The Ramp Hunter’s Best Friend

04.21.09
If it’s fresh ramps you’re after, grab a dog and take a walk in the woods.
ramps

Every year, spring starts with a whisper. Little wisps of green appear on an otherwise drab canvas. Then, before we know it, there’s no drab left and summer is screaming in full view. Well, we’re not there yet. But the whisper has suddenly become a murmur, and an onion-scented one at that. As we headed home with a bag full of foraged watercress, Elvis looked up at me, pausing, then bolted off the path and into the woods.

Dogs are preferred to pigs these days when it comes to hunting truffles.
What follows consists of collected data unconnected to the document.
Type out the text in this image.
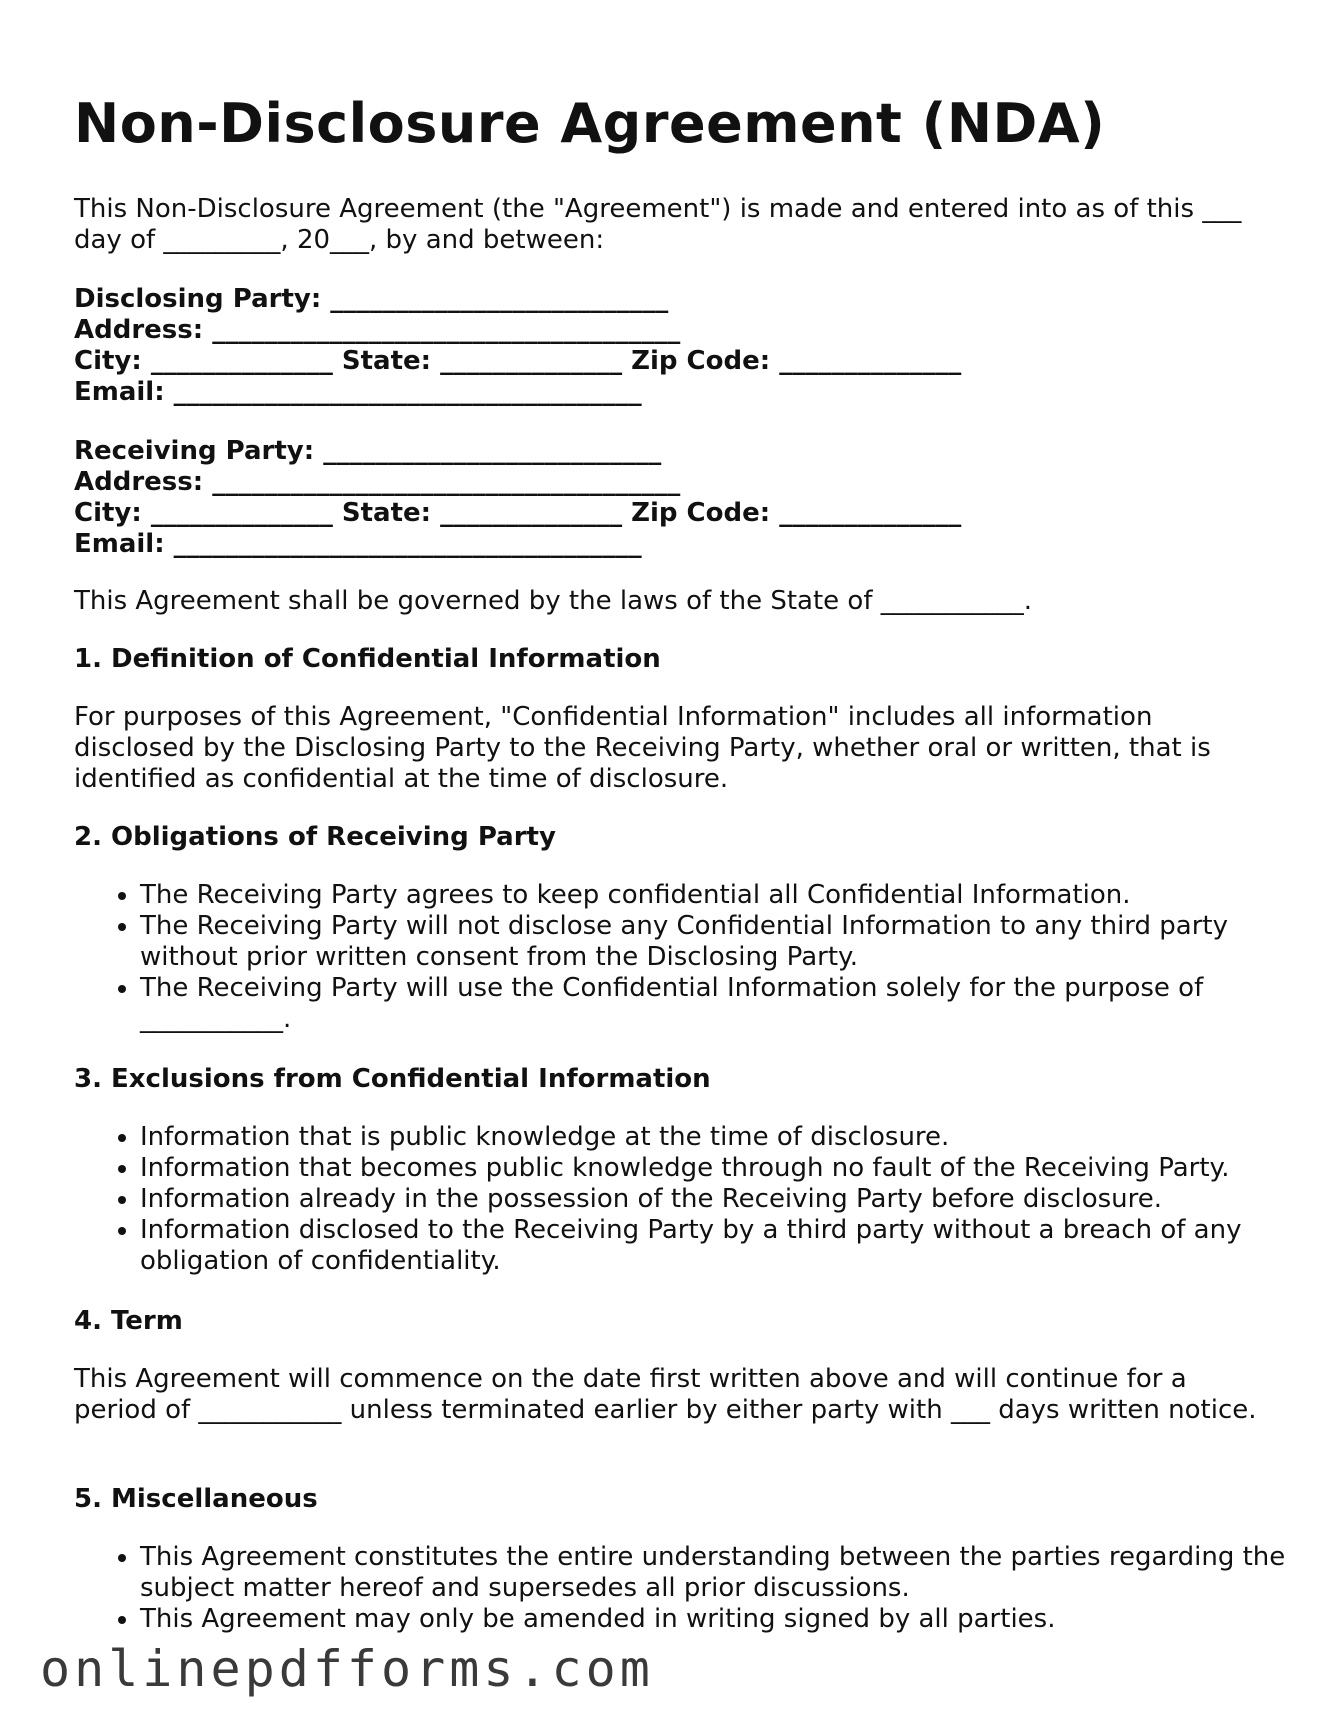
Non-Disclosure Agreement (NDA)
This Non-Disclosure Agreement (the "Agreement") is made and entered into as of this ___
day of _________, 20___, by and between:
Disclosing Party: __________________________
Address: ____________________________________
City: ______________ State: ______________ Zip Code: ______________
Email: ____________________________________
Receiving Party: __________________________
Address: ____________________________________
City: ______________ State: ______________ Zip Code: ______________
Email: ____________________________________
This Agreement shall be governed by the laws of the State of ___________.
1. Definition of Confidential Information
For purposes of this Agreement, "Confidential Information" includes all information disclosed by the Disclosing Party to the Receiving Party, whether oral or written, that is identified as confidential at the time of disclosure.
2. Obligations of Receiving Party
• The Receiving Party agrees to keep confidential all Confidential Information.
• The Receiving Party will not disclose any Confidential Information to any third party without prior written consent from the Disclosing Party.
• The Receiving Party will use the Confidential Information solely for the purpose of ___________.
3. Exclusions from Confidential Information
• Information that is public knowledge at the time of disclosure.
• Information that becomes public knowledge through no fault of the Receiving Party.
• Information already in the possession of the Receiving Party before disclosure.
• Information disclosed to the Receiving Party by a third party without a breach of any obligation of confidentiality.
4. Term
This Agreement will commence on the date first written above and will continue for a period of ___________ unless terminated earlier by either party with ___ days written notice.
5. Miscellaneous
• This Agreement constitutes the entire understanding between the parties regarding the subject matter hereof and supersedes all prior discussions.
• This Agreement may only be amended in writing signed by all parties.
onlinepdfforms.com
Pigs like to eat truffles (and foragers’ fingers), but dogs will happily let go of their fungal finds in exchange for a treat and a little affection. A good scratch behind the ears has more worth to a canine than a stinky old mushroom.
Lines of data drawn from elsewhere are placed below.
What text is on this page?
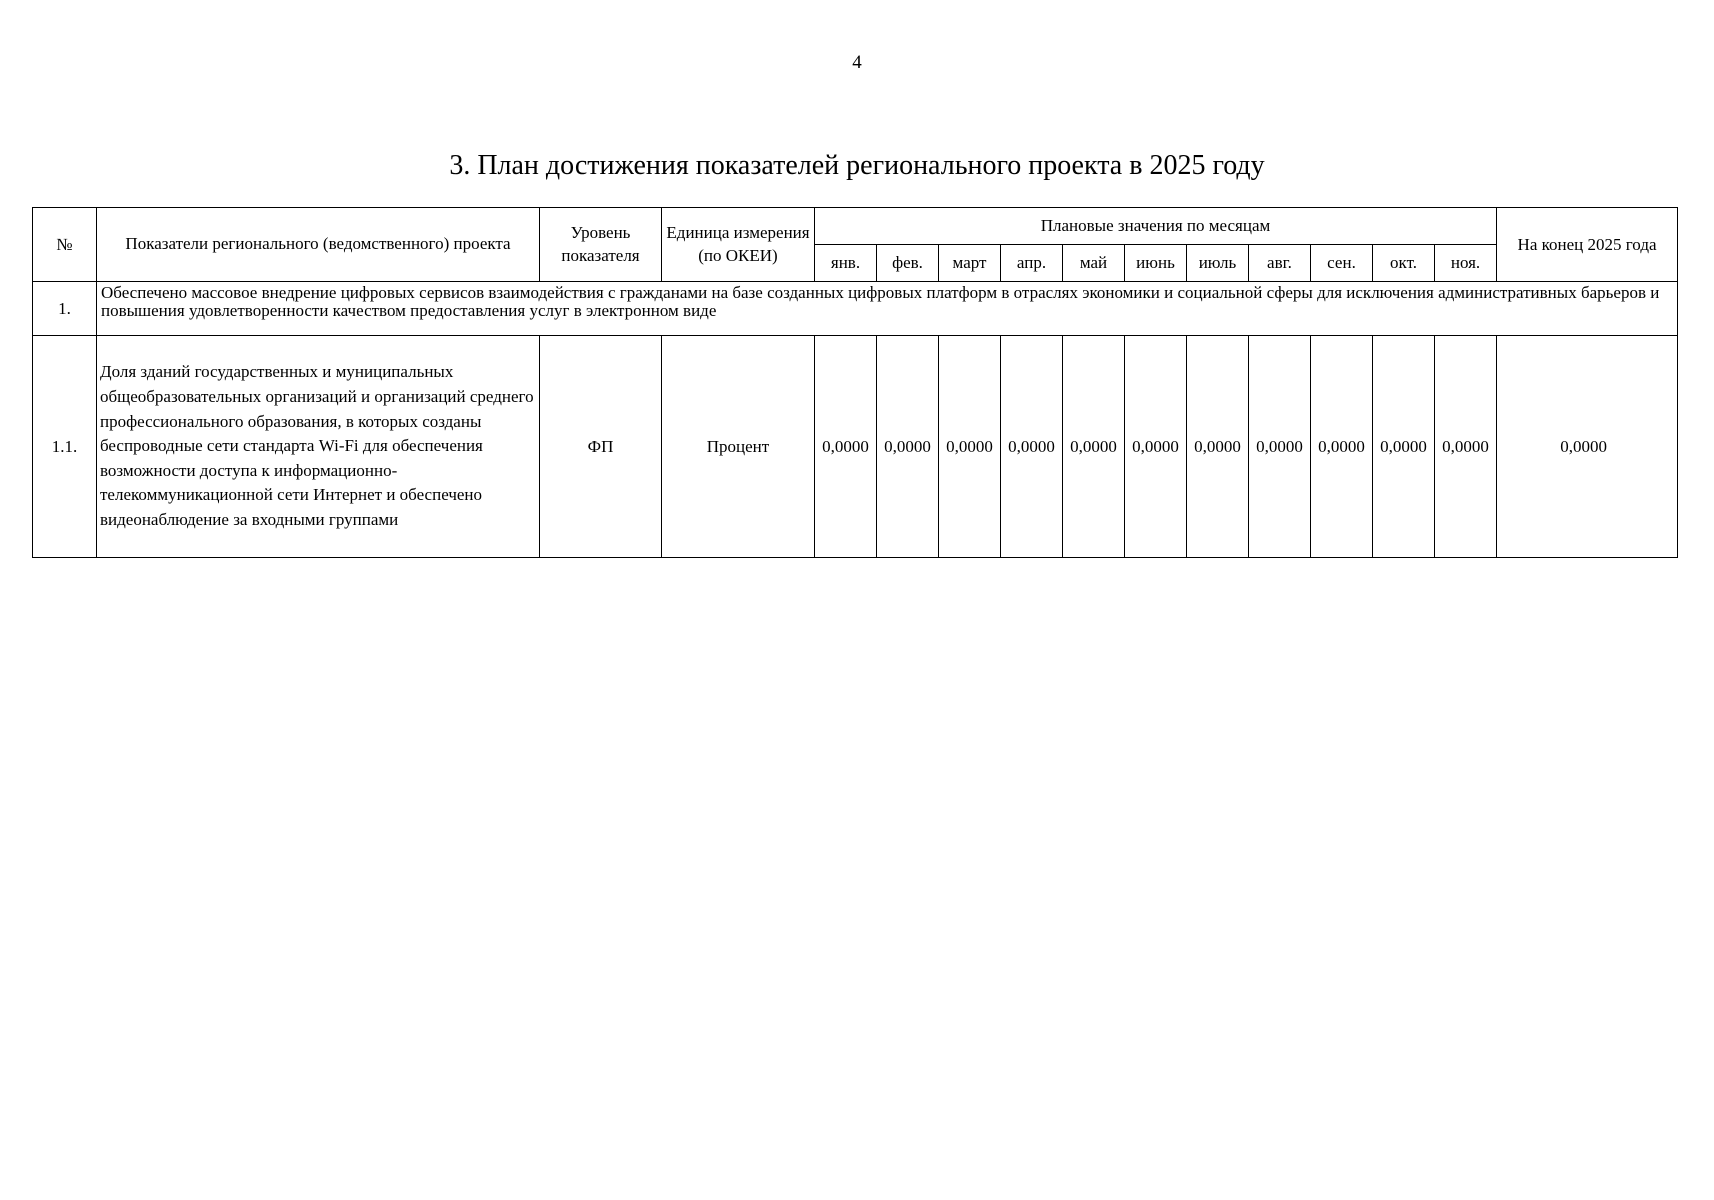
4
3. План достижения показателей регионального проекта в 2025 году
№	Показатели регионального (ведомственного) проекта	Уровень показателя	Единица измерения (по ОКЕИ)	Плановые значения по месяцам											На конец 2025 года
				янв.	фев.	март	апр.	май	июнь	июль	авг.	сен.	окт.	ноя.	
1.	Обеспечено массовое внедрение цифровых сервисов взаимодействия с гражданами на базе созданных цифровых платформ в отраслях экономики и социальной сферы для исключения административных барьеров и повышения удовлетворенности качеством предоставления услуг в электронном виде														
1.1.	Доля зданий государственных и муниципальных общеобразовательных организаций и организаций среднего профессионального образования, в которых созданы беспроводные сети стандарта Wi-Fi для обеспечения возможности доступа к информационно-телекоммуникационной сети Интернет и обеспечено видеонаблюдение за входными группами	ФП	Процент	0,0000	0,0000	0,0000	0,0000	0,0000	0,0000	0,0000	0,0000	0,0000	0,0000	0,0000	0,0000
If there were truffles to be found in the woods of Pennsylvania, Elvis would have eagerly sniffed them out, but there are no truffles here. Instead, there’s another kind of woodland treasure: ramps. This dog, it seems, has a nose for them. I never would have spotted the baby ramps growing next to an old oak tree in the middle of the woods, but Elvis easily caught a whiff and lead me straight to them. These are the first of the season, leading the way for a soon-to-be full-on garlicky assault.
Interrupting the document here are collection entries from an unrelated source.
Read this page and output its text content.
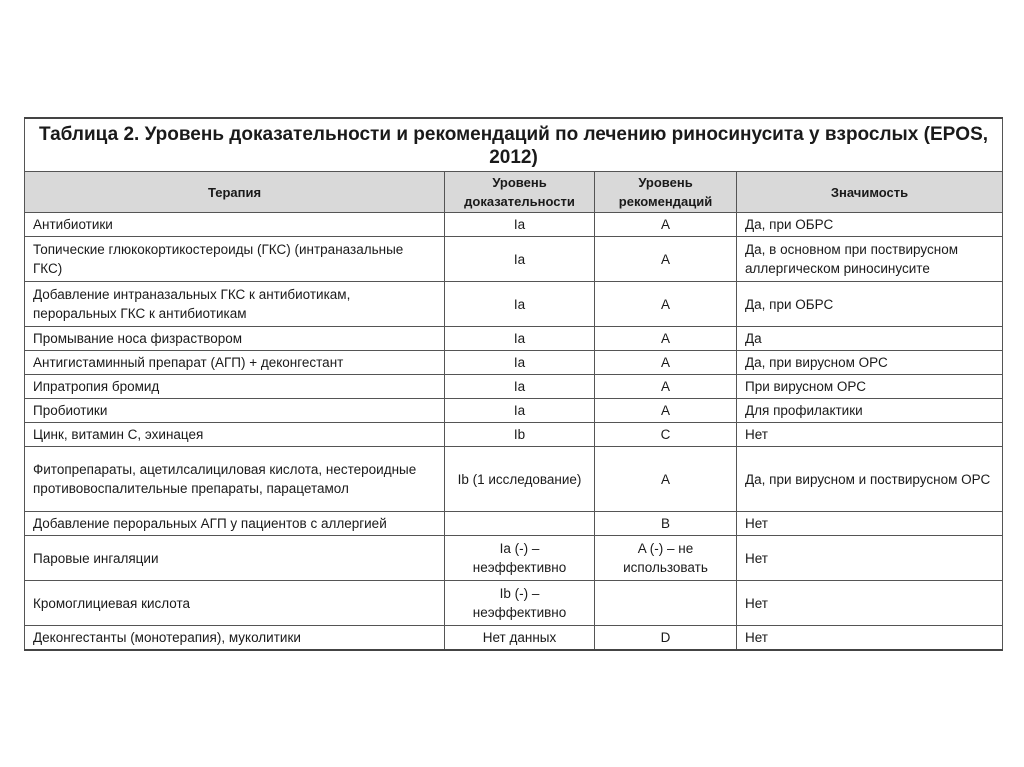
Таблица 2. Уровень доказательности и рекомендаций по лечению риносинусита у взрослых (EPOS, 2012)			
Терапия	Уровень доказательности	Уровень рекомендаций	Значимость
Антибиотики	Ia	A	Да, при ОБРС
Топические глюкокортикостероиды (ГКС) (интраназальные ГКС)	Ia	A	Да, в основном при поствирусном аллергическом риносинусите
Добавление интраназальных ГКС к антибиотикам, пероральных ГКС к антибиотикам	Ia	A	Да, при ОБРС
Промывание носа физраствором	Ia	A	Да
Антигистаминный препарат (АГП) + деконгестант	Ia	A	Да, при вирусном ОРС
Ипратропия бромид	Ia	A	При вирусном ОРС
Пробиотики	Ia	A	Для профилактики
Цинк, витамин С, эхинацея	Ib	C	Нет
Фитопрепараты, ацетилсалициловая кислота, нестероидные противовоспалительные препараты, парацетамол	Ib (1 исследование)	A	Да, при вирусном и поствирусном ОРС
Добавление пероральных АГП у пациентов с аллергией		B	Нет
Паровые ингаляции	Ia (-) – неэффективно	A (-) – не использовать	Нет
Кромоглициевая кислота	Ib (-) – неэффективно		Нет
Деконгестанты (монотерапия), муколитики	Нет данных	D	Нет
Ramps are wild leeks that grow along the east coast of the United States. They are prized all over, but especially in places like West Virginia, where annual ramp festivals are held throughout the month of April. The whole plant can be eaten and used like garlic or onion. Ramps are especially good when tossed with oil and roasted until their leaves are crisp, as Robert Pincus did last week.

I took a little bite from one of the leaves, and it filled my head with spring’s second coming. Elvis and I will be back to collect more watercress and these ramps when they are bigger and ready to harvest. For now, it’s watercress salad for me, and an extra bone for my buddy.